An award-winning New Zealand company that supplies the United States military and aerospace industries says it does not know whether its products are used in weapons.

Rakon manufactures quartz crystals and oscillators used in products such as cellphones and navigation systems. The company has received Government grants of more than $500,000 in recent years.

Rakon marketing director Darren Robinson said on Tuesday that the company's technology went into "smart bombs and missiles" used by the US military.

Green MP Keith Locke said this should warrant the Government, which is opposed to the US invasion of Iraq, "taking another look" at any funding given to Rakon.

But in a statement released yesterday, Rakon managing director Brent Robinson said the company was not privy to the "end-use systems, equipment or applications used by its customers".

"Rakon has not developed any technology specifically for the US military.
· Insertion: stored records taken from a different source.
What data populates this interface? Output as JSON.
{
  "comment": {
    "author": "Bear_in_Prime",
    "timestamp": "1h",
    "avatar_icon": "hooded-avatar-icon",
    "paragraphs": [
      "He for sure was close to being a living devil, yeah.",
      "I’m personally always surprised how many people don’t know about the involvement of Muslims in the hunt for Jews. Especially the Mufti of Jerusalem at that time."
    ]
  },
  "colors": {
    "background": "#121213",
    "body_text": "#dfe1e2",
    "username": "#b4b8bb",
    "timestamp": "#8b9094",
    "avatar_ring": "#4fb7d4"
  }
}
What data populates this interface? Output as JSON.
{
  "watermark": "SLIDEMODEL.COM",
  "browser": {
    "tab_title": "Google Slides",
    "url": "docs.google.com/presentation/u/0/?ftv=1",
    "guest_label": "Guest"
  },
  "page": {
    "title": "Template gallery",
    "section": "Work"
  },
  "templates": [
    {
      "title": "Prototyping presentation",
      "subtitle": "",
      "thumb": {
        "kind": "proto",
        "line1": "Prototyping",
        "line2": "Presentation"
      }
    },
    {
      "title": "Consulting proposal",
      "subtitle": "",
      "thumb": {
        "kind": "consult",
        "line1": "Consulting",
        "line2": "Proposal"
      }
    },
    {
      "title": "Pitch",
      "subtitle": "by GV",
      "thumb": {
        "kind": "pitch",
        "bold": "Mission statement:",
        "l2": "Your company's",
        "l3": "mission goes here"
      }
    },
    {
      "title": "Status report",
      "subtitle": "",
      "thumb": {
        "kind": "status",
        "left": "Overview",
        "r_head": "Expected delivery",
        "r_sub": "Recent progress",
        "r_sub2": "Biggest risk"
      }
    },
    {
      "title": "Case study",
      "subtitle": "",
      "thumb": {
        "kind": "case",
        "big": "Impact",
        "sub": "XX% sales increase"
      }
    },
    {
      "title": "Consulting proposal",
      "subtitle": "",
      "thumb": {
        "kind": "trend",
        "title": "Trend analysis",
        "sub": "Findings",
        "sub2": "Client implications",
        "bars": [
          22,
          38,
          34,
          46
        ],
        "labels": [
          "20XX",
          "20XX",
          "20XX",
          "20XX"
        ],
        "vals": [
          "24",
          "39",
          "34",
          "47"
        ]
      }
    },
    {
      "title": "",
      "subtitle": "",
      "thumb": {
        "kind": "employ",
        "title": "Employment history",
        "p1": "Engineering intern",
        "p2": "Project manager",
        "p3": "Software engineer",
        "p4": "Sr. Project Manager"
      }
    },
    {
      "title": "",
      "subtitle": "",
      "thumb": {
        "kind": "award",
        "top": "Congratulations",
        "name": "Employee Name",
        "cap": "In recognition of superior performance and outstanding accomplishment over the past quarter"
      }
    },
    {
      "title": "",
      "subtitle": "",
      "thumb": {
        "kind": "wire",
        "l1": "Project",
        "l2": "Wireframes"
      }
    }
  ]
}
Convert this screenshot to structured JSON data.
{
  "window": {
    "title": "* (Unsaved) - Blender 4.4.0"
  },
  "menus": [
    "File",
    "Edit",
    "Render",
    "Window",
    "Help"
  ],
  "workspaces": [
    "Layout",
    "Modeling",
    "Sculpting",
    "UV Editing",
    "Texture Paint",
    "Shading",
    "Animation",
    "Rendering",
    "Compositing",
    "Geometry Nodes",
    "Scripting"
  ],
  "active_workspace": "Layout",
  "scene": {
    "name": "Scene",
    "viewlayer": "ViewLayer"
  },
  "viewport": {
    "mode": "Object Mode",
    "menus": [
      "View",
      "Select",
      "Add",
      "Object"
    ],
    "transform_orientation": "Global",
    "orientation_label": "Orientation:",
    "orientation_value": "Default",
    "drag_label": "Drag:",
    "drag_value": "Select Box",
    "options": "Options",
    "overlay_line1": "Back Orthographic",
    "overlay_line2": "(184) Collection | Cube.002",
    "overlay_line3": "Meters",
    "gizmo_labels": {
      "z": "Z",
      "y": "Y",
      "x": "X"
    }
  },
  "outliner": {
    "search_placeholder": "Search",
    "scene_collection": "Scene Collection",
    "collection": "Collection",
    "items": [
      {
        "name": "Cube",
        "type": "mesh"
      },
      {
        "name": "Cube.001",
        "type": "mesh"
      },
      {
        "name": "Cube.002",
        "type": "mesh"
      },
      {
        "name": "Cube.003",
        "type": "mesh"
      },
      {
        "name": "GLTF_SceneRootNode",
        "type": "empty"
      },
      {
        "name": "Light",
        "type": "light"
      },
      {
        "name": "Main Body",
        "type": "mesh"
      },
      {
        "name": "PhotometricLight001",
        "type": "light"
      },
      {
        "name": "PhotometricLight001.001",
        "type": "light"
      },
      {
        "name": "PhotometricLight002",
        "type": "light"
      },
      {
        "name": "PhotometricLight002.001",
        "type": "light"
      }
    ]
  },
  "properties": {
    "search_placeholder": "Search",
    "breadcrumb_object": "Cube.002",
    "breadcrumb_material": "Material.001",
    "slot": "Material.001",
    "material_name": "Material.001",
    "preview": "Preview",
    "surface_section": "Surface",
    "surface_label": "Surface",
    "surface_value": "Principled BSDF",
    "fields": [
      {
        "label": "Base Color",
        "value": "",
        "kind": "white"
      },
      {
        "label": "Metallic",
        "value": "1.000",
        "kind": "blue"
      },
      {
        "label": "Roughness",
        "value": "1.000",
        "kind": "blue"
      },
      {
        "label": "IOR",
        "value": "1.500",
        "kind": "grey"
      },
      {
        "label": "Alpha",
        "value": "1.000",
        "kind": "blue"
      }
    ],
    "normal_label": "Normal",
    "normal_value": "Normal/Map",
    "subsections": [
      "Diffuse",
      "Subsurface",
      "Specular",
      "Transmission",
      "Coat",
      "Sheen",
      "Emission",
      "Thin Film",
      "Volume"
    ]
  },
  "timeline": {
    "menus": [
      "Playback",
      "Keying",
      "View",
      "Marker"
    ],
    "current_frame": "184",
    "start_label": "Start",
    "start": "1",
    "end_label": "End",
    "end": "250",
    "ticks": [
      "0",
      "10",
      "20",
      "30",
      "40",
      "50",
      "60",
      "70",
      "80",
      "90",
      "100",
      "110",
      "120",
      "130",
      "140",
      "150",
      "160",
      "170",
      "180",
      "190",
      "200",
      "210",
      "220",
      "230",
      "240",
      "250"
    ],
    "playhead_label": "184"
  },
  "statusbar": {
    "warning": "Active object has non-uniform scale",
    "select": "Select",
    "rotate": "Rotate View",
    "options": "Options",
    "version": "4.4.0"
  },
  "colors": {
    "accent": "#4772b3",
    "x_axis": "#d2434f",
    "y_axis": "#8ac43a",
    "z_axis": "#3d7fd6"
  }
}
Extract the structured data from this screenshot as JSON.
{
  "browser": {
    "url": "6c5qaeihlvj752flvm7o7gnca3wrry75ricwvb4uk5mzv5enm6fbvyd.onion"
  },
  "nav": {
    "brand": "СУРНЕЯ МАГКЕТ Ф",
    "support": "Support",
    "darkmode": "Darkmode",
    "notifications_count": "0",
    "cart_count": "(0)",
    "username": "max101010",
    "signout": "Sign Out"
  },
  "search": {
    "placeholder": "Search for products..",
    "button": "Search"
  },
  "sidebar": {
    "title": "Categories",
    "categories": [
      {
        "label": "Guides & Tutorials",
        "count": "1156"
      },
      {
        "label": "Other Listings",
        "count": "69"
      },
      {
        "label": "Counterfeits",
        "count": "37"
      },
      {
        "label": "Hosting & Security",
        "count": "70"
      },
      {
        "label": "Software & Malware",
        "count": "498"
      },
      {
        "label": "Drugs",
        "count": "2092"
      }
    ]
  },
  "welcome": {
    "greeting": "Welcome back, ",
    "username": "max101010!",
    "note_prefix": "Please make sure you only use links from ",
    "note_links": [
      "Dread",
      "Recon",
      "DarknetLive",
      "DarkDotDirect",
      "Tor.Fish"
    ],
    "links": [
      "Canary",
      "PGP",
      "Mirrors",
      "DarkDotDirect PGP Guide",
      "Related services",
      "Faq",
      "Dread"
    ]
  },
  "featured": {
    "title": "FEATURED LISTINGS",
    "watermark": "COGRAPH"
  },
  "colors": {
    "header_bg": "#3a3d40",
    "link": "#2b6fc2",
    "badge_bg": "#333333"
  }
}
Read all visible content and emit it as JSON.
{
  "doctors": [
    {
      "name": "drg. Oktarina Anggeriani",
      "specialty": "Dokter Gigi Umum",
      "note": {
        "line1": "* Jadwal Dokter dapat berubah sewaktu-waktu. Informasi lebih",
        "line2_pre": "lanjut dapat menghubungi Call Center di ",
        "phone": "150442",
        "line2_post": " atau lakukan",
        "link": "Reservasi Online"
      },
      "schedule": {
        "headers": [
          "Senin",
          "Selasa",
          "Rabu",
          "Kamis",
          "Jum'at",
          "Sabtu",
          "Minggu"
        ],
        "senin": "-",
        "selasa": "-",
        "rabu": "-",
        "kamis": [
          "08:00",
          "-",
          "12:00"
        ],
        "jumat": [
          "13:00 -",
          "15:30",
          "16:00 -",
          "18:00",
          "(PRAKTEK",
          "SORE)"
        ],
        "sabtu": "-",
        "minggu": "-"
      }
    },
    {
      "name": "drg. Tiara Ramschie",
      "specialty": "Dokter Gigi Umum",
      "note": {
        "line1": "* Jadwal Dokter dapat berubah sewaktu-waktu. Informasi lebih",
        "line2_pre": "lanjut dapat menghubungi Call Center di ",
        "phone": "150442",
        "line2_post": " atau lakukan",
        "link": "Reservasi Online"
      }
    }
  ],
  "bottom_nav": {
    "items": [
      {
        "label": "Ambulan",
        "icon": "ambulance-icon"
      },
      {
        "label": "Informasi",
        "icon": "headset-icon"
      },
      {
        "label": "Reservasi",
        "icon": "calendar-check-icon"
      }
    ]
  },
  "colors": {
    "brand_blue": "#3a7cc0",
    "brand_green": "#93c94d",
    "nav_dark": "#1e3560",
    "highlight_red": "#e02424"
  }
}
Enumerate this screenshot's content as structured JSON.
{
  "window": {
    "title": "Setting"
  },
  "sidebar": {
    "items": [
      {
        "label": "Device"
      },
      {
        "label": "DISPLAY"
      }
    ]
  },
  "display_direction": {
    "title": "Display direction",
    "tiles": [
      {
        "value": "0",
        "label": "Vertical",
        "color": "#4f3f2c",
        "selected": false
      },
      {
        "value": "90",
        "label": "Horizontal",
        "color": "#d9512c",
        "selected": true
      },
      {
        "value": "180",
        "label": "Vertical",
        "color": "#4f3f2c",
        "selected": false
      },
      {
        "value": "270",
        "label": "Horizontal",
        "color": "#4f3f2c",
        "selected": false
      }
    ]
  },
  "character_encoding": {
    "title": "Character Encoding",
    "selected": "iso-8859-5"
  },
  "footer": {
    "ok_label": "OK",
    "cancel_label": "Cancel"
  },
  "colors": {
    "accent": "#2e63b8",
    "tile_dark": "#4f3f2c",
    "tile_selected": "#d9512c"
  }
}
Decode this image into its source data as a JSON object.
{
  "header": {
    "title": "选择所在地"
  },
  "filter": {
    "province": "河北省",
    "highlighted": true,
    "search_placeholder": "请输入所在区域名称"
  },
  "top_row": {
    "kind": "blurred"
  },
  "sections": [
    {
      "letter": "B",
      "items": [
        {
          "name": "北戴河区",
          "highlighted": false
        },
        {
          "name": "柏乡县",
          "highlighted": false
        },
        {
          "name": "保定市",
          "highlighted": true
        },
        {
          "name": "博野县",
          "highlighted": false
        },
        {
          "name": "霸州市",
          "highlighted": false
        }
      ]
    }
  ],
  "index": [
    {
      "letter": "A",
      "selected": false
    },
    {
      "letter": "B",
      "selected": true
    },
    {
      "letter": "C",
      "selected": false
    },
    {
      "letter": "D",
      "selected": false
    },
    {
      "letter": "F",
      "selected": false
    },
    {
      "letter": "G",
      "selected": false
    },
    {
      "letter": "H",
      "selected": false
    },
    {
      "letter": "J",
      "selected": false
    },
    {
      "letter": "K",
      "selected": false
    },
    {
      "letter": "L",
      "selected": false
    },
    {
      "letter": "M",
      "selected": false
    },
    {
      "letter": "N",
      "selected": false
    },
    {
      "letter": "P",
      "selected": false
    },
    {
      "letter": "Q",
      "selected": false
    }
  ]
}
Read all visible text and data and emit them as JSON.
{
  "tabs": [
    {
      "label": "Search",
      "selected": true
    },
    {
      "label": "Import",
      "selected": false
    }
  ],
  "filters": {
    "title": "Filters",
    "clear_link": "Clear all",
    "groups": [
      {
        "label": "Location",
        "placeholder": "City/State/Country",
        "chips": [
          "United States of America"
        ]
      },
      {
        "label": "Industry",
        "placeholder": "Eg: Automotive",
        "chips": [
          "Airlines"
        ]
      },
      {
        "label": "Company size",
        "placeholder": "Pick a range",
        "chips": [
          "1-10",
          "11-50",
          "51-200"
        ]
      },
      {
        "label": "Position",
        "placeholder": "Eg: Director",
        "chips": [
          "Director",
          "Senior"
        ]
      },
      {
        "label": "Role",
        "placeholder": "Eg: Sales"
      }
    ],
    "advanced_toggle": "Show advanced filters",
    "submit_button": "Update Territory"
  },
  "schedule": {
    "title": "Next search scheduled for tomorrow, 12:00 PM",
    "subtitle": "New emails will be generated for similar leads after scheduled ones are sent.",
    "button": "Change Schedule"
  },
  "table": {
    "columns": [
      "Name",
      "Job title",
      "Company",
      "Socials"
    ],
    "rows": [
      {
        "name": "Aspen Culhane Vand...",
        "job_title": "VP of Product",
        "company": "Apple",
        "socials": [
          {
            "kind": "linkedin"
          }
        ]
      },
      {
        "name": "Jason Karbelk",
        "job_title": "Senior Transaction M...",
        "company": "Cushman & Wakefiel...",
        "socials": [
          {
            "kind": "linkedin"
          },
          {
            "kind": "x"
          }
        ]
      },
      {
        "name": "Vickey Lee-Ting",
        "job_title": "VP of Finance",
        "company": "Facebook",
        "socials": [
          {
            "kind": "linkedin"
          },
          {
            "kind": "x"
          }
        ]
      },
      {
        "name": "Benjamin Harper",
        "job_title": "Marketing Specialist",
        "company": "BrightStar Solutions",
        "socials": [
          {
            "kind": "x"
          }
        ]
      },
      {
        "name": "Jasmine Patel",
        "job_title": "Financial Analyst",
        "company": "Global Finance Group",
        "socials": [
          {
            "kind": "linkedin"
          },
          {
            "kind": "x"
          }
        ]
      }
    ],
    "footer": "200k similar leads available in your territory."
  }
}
No technology has been specifically developed by Rakon for use in smart bombs or missiles," he said.

Asked if Rakon technology could be used to guide smart bombs or missiles, sales manager Justin Maloney said: "We don't know for certain one way or the other".
Brent Robinson said no Government grant money had been used to develop products supplied to military or aerospace customers. These customers accounted for about 1 per cent of Rakon's output, he said.

The family-run company last year earned more than $70 million in revenue and was winner of this year's New Zealand Trade and Enterprise export awards.

The Ministry of Foreign Affairs and Trade keeps a list of "strategic goods" that require a permit to be exported from New Zealand. Quartz crystals and oscillators manufactured by Rakon are not on the list.

Economic Development Minister Jim Anderton said he was satisfied that through the strategic goods list the Government controlled the export of goods that could be used for military purposes.

"However, we cannot regulate the end use of every item that leaves New Zealand's shores. It must be remembered that the vast bulk - 90 to 99 per cent - of Rakon's products are used for peaceful purposes," Mr Anderton said.

Mr Locke wanted a "tightening" of procedures for any exports leaving New Zealand that could be used for military purposes.

Global Peace and Justice Auckland spokesman John Minto said his group was opposed to any New Zealand company providing materials "that can be used as part of the arms race".